Quando manca il target di riferimento, del resto, non c'è niente da fare, fin tanto che a poco o nulla è servita la pubblicità gratuita da parte di gente illustre come i Metallica, da sempre ammiratori di questo piccolo-grande artigiano della musica.
Eppure, fin dai tempi dell'horror punk dei seminali Misfits, a seguire con il death-rock dei misconosciuti Samhain, e perfino con l'infelice esperimento "Black Aria" (trascurabile parentesi di musica gotico-sinfonica), nell'arzigogolata carriera del buon Glenn è rinvenibile un filo rosso, o meglio nero, che palesa una coerenza d'intenti, di temi e di attitudine che ne fanno senz'altro un artista strutturato e dalla forte e ben definita personalità. Un istrione oscuro e visionario, questo Danzig, sempre e comunque sopra le righe, e capace di tingere di nero anche il rock'n'roll più scanzonato.
Sotto il monicker Danzig, il nostro eroe abbandona i trascorsi goliardici del passato per approdare ad un robusto hard rock, svolta che gli permette di assecondare le sue pulsioni settantiane, dove band come Led Zeppelin, Black Sabbath e Doors ricoprono senz'altro un ruolo chiave. Senza naturalmente trascurare l'amore da sempre nutrito per gli anni cinquanta.
Danzig è un Elvis infernale, un Jim Morrison de' noaltri, e i primi tre capitoli della saga (l'omonimo primo album, il capolavoro assoluto "Lucifuge" e il sottovalutato "How the Gods Kill") sono un buon esempio di granitico hard rock impregnato di atmosfere oscure e decadenti. Un risultato a cui il Nostro perviene ignorando paradossalmente l'universo del dark e della musica gotica in genere, ma attingendo direttamente dalla tradizione del blues più bastardo e disperato, il quale viene naturalmente aggiornato a nuovi canoni di violenza metallica. Perdizione, attrazione morbosa per il male, dannazione eterna: Danzig se le suona e se canta, sfoderando un'attitudine da stramaledetto che può apparire oggi (come allora) risibile, ma che niente toglie al suo talento visionario e alla sua onestà come interprete e musicista.

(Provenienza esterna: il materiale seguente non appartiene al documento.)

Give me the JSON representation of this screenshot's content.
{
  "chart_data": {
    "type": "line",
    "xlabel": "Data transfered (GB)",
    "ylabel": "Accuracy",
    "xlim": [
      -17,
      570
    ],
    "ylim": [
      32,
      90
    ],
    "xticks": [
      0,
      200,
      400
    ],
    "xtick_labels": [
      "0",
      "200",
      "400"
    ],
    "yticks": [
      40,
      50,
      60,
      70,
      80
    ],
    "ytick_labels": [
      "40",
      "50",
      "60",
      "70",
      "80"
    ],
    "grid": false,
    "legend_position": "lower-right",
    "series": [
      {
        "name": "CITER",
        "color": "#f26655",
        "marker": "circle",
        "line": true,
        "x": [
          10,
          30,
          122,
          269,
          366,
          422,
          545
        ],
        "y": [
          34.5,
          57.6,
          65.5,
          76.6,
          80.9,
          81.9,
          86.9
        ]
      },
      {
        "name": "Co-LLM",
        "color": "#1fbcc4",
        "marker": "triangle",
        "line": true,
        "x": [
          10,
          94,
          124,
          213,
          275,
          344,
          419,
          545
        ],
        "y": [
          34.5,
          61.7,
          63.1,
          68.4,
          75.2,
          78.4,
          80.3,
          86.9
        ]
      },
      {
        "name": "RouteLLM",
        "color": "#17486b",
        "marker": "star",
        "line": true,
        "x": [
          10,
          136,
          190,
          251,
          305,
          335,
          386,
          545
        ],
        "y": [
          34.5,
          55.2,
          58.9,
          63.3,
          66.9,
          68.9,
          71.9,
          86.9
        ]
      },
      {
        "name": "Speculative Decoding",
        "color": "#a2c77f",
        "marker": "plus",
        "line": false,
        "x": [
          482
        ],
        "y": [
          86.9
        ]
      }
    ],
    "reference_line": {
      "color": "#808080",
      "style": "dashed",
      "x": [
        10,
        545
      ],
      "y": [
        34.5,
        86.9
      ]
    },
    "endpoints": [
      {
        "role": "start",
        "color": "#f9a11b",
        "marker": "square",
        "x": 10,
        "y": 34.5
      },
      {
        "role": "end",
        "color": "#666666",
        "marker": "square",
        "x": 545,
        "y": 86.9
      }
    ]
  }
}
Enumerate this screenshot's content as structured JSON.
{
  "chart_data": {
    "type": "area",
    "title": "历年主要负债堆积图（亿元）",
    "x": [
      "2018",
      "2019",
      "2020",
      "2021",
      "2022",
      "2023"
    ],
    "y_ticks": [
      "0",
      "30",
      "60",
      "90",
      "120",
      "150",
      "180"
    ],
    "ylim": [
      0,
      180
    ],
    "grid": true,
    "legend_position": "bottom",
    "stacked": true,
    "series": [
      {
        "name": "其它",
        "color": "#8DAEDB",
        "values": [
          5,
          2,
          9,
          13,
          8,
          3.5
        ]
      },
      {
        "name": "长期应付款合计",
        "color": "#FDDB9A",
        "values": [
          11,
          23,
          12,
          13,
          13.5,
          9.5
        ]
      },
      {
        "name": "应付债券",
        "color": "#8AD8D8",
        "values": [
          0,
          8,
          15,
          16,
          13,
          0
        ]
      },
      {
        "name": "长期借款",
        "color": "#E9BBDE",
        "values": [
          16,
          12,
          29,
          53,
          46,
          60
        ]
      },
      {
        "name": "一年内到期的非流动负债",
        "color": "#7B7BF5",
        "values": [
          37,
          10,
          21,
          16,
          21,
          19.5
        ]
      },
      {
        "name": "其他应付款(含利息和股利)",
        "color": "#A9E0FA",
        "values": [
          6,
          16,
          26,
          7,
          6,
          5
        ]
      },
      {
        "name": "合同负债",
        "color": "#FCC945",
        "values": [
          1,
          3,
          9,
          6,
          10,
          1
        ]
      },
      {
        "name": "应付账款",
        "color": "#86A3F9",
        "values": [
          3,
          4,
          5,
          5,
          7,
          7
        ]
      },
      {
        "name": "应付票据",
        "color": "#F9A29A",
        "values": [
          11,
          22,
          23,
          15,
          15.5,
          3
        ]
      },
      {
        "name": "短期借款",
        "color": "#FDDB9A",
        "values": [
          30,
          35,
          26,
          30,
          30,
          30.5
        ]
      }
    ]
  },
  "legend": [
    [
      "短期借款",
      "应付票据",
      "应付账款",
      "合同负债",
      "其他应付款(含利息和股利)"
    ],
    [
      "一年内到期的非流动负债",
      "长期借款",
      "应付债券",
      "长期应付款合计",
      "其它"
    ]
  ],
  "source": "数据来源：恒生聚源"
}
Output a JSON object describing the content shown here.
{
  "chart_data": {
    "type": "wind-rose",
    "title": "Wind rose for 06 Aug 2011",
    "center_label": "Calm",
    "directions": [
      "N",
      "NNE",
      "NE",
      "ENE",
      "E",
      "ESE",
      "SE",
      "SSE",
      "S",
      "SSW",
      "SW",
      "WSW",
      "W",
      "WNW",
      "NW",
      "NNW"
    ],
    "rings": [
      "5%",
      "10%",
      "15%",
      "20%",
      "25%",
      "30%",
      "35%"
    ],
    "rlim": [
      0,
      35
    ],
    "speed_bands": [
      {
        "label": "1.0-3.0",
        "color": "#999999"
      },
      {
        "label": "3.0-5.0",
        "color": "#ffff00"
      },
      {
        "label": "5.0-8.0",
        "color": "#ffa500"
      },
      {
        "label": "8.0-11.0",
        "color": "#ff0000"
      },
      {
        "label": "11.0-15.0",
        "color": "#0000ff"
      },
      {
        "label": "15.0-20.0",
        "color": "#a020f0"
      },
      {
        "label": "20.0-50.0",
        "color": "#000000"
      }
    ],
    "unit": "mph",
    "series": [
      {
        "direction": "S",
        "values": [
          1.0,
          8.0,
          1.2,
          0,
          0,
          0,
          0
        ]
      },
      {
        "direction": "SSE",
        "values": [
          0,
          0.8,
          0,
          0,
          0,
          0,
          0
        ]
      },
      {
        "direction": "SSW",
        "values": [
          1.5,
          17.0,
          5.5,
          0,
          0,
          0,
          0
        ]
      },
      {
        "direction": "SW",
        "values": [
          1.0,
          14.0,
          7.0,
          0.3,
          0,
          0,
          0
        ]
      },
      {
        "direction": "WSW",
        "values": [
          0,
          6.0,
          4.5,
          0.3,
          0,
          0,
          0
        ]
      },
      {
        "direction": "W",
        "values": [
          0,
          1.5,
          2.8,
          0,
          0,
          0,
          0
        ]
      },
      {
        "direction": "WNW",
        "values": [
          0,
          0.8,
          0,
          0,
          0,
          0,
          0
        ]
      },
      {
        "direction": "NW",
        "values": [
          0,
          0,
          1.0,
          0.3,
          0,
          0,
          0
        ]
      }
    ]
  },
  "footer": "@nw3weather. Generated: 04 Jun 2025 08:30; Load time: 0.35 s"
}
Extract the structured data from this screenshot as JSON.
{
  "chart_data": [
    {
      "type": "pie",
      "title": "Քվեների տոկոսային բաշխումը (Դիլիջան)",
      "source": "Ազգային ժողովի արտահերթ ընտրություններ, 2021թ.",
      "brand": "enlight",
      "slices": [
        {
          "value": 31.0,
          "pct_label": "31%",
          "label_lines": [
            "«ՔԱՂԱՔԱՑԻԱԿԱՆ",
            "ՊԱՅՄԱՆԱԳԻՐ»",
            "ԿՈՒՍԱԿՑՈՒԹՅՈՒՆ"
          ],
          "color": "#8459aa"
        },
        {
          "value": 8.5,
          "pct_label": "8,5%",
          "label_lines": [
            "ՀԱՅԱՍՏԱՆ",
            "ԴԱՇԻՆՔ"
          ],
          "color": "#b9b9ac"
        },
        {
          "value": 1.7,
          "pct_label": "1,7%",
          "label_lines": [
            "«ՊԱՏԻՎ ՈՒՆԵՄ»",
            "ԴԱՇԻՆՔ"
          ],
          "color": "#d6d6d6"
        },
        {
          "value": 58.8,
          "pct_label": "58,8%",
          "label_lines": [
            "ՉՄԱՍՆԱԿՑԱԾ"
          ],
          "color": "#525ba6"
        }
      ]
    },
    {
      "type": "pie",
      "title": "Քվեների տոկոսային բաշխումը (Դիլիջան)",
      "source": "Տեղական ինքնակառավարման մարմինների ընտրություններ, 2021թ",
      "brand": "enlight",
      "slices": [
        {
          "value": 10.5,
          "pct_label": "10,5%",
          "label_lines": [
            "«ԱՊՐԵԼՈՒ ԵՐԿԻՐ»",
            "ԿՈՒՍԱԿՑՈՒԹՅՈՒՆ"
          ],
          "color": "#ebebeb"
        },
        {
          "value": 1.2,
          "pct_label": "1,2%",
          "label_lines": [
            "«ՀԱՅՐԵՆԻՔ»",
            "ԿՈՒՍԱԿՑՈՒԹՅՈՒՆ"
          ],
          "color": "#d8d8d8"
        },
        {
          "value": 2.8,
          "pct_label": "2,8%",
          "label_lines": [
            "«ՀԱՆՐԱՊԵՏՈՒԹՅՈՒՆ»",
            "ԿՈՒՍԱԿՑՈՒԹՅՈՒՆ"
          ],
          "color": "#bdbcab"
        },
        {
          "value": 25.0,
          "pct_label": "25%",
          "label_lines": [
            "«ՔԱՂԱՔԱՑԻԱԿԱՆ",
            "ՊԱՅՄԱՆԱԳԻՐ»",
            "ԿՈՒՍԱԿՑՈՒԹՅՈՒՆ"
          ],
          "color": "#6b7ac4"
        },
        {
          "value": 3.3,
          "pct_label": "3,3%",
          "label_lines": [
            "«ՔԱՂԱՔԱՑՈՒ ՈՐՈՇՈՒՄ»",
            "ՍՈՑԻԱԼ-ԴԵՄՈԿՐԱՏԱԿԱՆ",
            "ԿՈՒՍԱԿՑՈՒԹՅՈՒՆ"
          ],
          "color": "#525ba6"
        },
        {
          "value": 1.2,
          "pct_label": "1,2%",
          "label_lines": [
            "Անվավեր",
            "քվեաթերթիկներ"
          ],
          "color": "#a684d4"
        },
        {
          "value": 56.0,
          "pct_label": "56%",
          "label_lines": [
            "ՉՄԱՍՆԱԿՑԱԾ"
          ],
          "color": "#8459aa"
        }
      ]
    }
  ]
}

"4" (in realtà l'album è titolato con simboli indecifrabili) sancisce un'ulteriore svolta nella carriera del poliedrico artista. Esce nel 1994, in piena era grunge e in concomitanza con il successo di un film come "Pulp Fiction", che riporta in auge un certo interesse per la letteratura pulp, per il cinema trash e per la musica degli anni cinquanta e sessanta. Per Danzig è il momento giusto per scrollarsi di dosso il metal un po' patinato che aveva caratterizzato il lavori precedenti, ed abbracciare un'attitudine più consona ai tempi che corrono: le sonorità si tingono così di alternative, i suoni si fanno più sporchi e vivi, e il songwriting diviene semplice, spontaneo e, se possibile, ancora più aderente agli anni sessanta e settanta. Lungi da mire prettamente commerciali, Danzig sembra finalmente trovare la sua dimensione ideale, che lo riconsegna al suo popolo e lo innalza, nel suo piccolo, fra gli esponenti dell' "altra America", quella di intellettuali ed artisti liberi ed indipendenti che in virtù dell'amore incondizionato per la propria terra di origine si oppongono fermamente all'establishment e ai modelli culturali dominanti.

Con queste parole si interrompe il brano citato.